Ensure no money is lost in Cytonn saga

Cytonn CEO Edwin Dande. FILE PHOTO | NMG

What you need to know:

  • Pressure on the operation start the moment members of the public who deposited money for the plots start smelling trouble.
  • The depositors stop payment of instalments for the plots, with dire consequences for the developer.
  • But the real crunch starts when interest on the money the cowboy developer borrowed to buy the coffee estate kicks in and starts building up.
  • The unsuspecting individuals who squandered their hard-earned savings paying for plots, which remain un -serviced, are left holding the wrong end of the stick.

For me, what I want to hear from both Cytonn Investments and the Capital Markets Authority(CMA) is that member deposits and investments are safe and redeemable immediately on request.

Whether or not the situation we are dealing with presents a case of regulatory overreach is a moot point.

The most pertinent issue the episode raises is the following: what level of protection do investors in money market funds schemes enjoy in this country?

If I were the one making policy and writing the law, I would introduce laws requiring that any private party who makes an invitation and collects the money from the public must be subjected to very high levels of prudential regulation.

I propose higher levels of prudential scrutiny to everybody regardless of whether you are collecting money from the public through a private placements transaction or whether the people you are collection money from are knowledgeable qualified institutional investors with access to lawyers and financial advisers and consultants. Nairobi has too many smooth-talking cowboys.

The first group I will target are those smooth- talking developers who collect deposits from members of the public in the name of the so called off-plan housing projects.

I would introduce stricter standards for transparency and disclosure and insist that any party who makes and invitation to members to invest in his project be made to must disclose audited details on parameters such administrative expenses, how much he has borrowed from the bank for project- and whether the land on which the off-plan project is to be built has been fully paid for.

I would insist that developers must produce and disclose the contracts they have entered into with building contractors.

Most important, I will want to see evidence of existence of mechanisms for protecting members of the public in the case where schemes collapse.

The game is all-too-familiar: A smooth-talking developer approaches you with a title owned by an SPV with an opportunity to purchase a plot in a major property project.

Invariably, the signature development and main attraction will be a golf course surrounded by high-end villas and first-world standard amenities- all built behind high security walls.

The developer proposes to build all other ancillaries: Water supply systems, roads, electricity, swimming pools and a nursery school.

All that you are required to do is pay a deposit, typically, 10 per cent of the value of the plot, and enter into an arrangement committing you to make instalments and complete payments within a year.

Under the arrangement, you are required to build your own high-end villa to an approved design.

Months later, hints of trouble start showing. The title deed is nowhere to be seen, the golf course is not happening, water, electricity and other infrastructure are not being built.

A year later, you get frustrated after you notice that your title deed is not being processed.

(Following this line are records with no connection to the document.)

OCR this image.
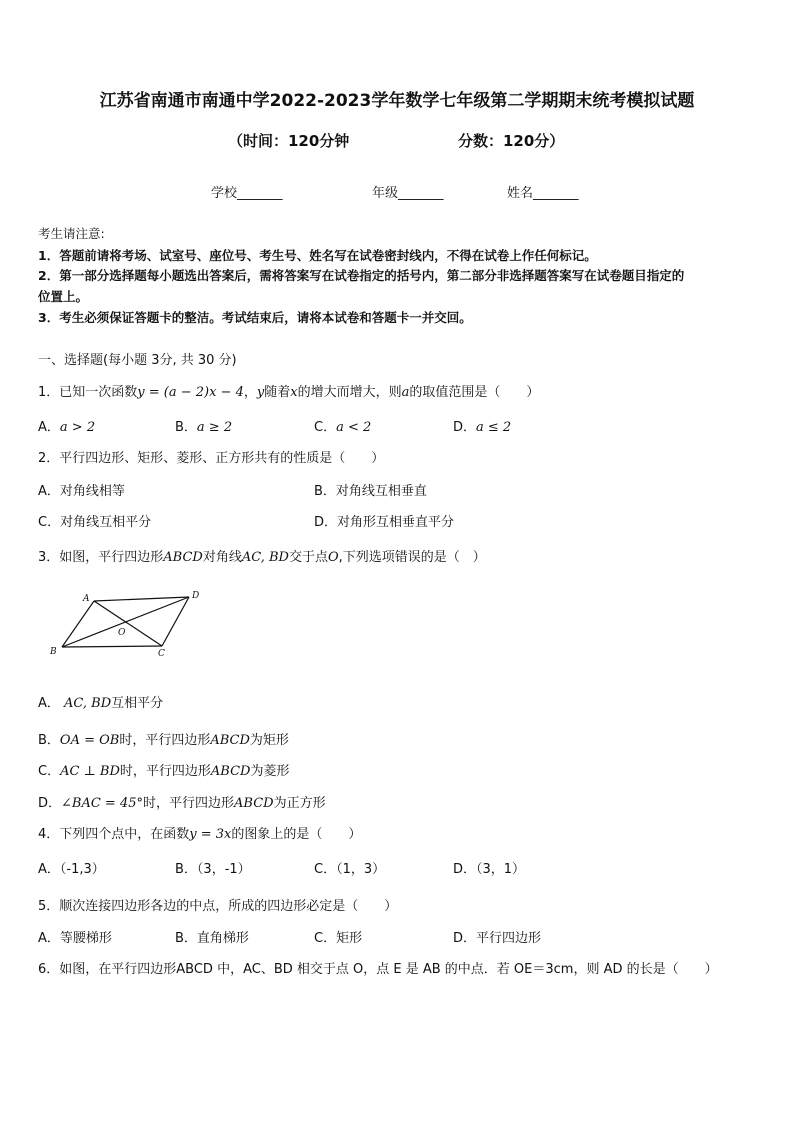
江苏省南通市南通中学2022-2023学年数学七年级第二学期期末统考模拟试题
（时间：120分钟	分数：120分）
学校_______	年级_______	姓名_______
考生请注意:
1．答题前请将考场、试室号、座位号、考生号、姓名写在试卷密封线内，不得在试卷上作任何标记。
2．第一部分选择题每小题选出答案后，需将答案写在试卷指定的括号内，第二部分非选择题答案写在试卷题目指定的
位置上。
3．考生必须保证答题卡的整洁。考试结束后，请将本试卷和答题卡一并交回。
一、选择题(每小题 3分, 共 30 分)
1．已知一次函数y = (a − 2)x − 4，y随着x的增大而增大，则a的取值范围是（　　）
A．a > 2	B．a ≥ 2	C．a < 2	D．a ≤ 2
2．平行四边形、矩形、菱形、正方形共有的性质是（　　）
A．对角线相等	B．对角线互相垂直
C．对角线互相平分	D．对角形互相垂直平分
3．如图，平行四边形ABCD对角线AC, BD交于点O,下列选项错误的是（　）
A	D
B	C
O
A． AC, BD互相平分
B．OA = OB时，平行四边形ABCD为矩形
C．AC ⊥ BD时，平行四边形ABCD为菱形
D．∠BAC = 45°时，平行四边形ABCD为正方形
4．下列四个点中，在函数y = 3x的图象上的是（　　）
A．（-1,3）	B．（3，-1）	C．（1，3）	D．（3，1）
5．顺次连接四边形各边的中点，所成的四边形必定是（　　）
A．等腰梯形	B．直角梯形	C．矩形	D．平行四边形
6．如图，在平行四边形ABCD 中，AC、BD 相交于点 O，点 E 是 AB 的中点．若 OE＝3cm，则 AD 的长是（　　）
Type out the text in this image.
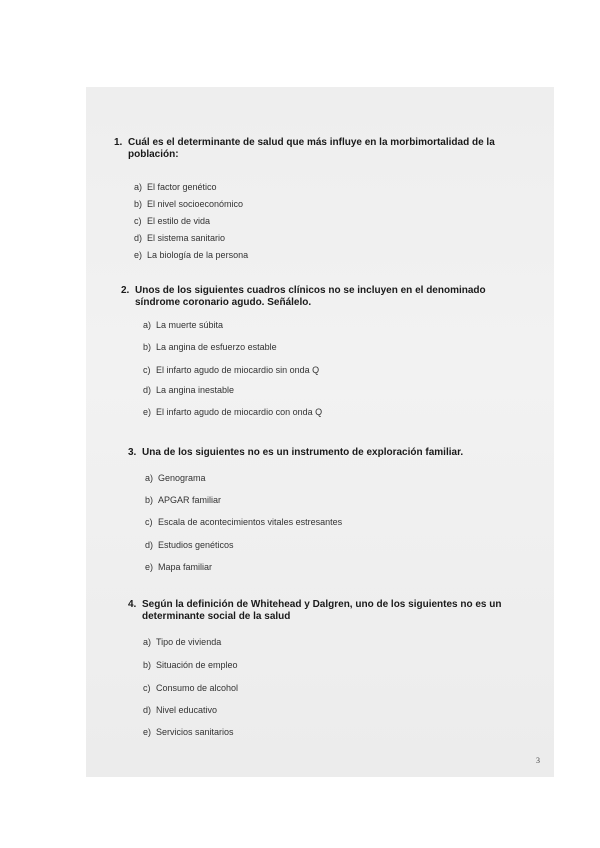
1. Cuál es el determinante de salud que más influye en la morbimortalidad de la población:
a) El factor genético
b) El nivel socioeconómico
c) El estilo de vida
d) El sistema sanitario
e) La biología de la persona
2. Unos de los siguientes cuadros clínicos no se incluyen en el denominado síndrome coronario agudo. Señálelo.
a) La muerte súbita
b) La angina de esfuerzo estable
c) El infarto agudo de miocardio sin onda Q
d) La angina inestable
e) El infarto agudo de miocardio con onda Q
3. Una de los siguientes no es un instrumento de exploración familiar.
a) Genograma
b) APGAR familiar
c) Escala de acontecimientos vitales estresantes
d) Estudios genéticos
e) Mapa familiar
4. Según la definición de Whitehead y Dalgren, uno de los siguientes no es un determinante social de la salud
a) Tipo de vivienda
b) Situación de empleo
c) Consumo de alcohol
d) Nivel educativo
e) Servicios sanitarios
3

Scared, the first thing you do is to withhold monthly instalments. Indeed, the country is littered with too many examples of half-completed property development projects where unsuspecting individuals have paid millions in deposits, but have no title deed many years later.

It begs the question: Whose responsibility is it to tame crooked developers who have collected deposits from unwitting citizens, invested elsewhere and left the projects in deep financial distress?

This is how the model by these crooks run: Borrow money from the bank to partly buy and partition a coffee estate into plots, present the same land as security for the loan, and finally, use the cash flow from the deposits and from the pre-sales you collect from members of the public to build a massive gate, perimeter fencing and a club house.

Because the cowboy has no money of his own to put into the project, he invariably, runs out of cash after a very short time because money is squandered in high administrative expenses such as expensive cars for family and managers –expensive schools for children- and in expensive advertising.

Pressure on the operation start the moment members of the public who deposited money for the plots start smelling trouble, and, especially when they realise that work on the golf course, on the water, electricity and internal roads, is not progressing at all.

The depositors stop payment of instalments for the plots, with dire consequences for the developer.

But the real crunch starts when interest on the money the cowboy developer borrowed to buy the coffee estate kicks in and starts building up.

The unsuspecting individuals who squandered their hard-earned savings paying for plots, which remain un -serviced, are left holding the wrong end of the stick.